I read my first Inspector Gideon mystery, Gideon's Day, 5 or 6 years ago. And while I've accumulated 3 or 4 more books in the series, I've kind of avoided getting back to them. My loss really. Gideon's Month, by J.J. Marric, aka John Creasey, is the 4th book in the series. We find Gideon now the Commander of Scotland Yard's Criminal Investigation Division, spending the month running the CID all over London, working various cases, moving and manipulating his personnel like chess pieces to try and get a hold on the varied criminal cases that are in the forefront of his schedule. It's an interesting, very matter-of-fact police procedural. We follow Gideon, we follow various of his investigators who are working on the applicable cases and also the people who are the victims and / or the instigators of the crimes. There is Frisky Lee, an arch-nemesis from Gideon's past, a man that Gideon has never been able to catch, who is moving to Australia, and who Gideon wants to sort out before he departs. There is a child crime ring; young children being taught to be pick-pockets by their mothers. This case strikes a chord with Gideon and his investigators who have strong feelings about child abuse. There is the nurse/ caretaker who seems to be killing off elder gentlemen to get their money. This is investigated by Inspector Marr, another interesting character. And there are other cases that Gideon follows, encourages his men to push forward and to try and solve the cases. It's a month in the life, an interesting look at the criminals, the investigators and how the proceed to try and solve the crimes in their hands. I liked it very much and won't wait so long to try another of the Gideon series. (3.5 stars)
Gideon is a great character in the vein of other British detectives from the 1960s. Relatively light-hearted police procedural, though everything is not tied up with a bow.
It's easy to say this is just another in a long series of mysteries with Gideon as the protagonist. But that facile description would not do them justice at all. (And after all, justice is what Gideon is after.) Each work is a gem unto itself and I am relishing them all in the order in which they were written by the extremely prolilfic J.J. Marric.
Chief Superintendent Gideon of Scotland Yard juggles several cases during the month in question. Marric spins the tales, telling us just as much as we need to know about each story line, and we readers enjoy trying to deduce either the who, the when, the how, or the motive of the many crimes, small and large.
Not a mystery fan, but I am a fan of this book and the Gideon series written by John Creasey under the Marric name. Many have claimed these to be the best of the police procedural books. Don't know, but they are the only procedural series I have tried that I respect. Creasey was slow bringing in characterization, but once he did he was off and running. It ain't great literature, but it is a great mystery novel.

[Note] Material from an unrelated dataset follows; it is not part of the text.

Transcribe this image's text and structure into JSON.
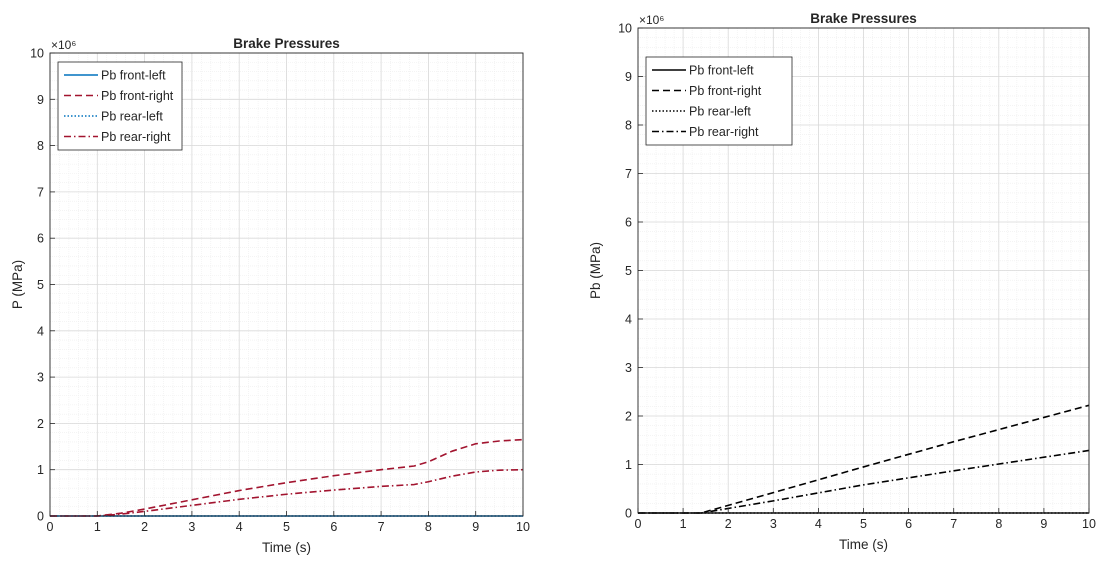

The focus in this installment is on families. Commander Gideon is convinced there is a school for training child pickpockets, but Scotland Yard can't find it. We follow the suspenseful story of one of the boys. In addition there is more than one ill-fated wife; they just weren't careful of the men who swept them off their feet. And a crime lord who has frustrated Gideon for years ends up murdered before Gideon can latch onto him.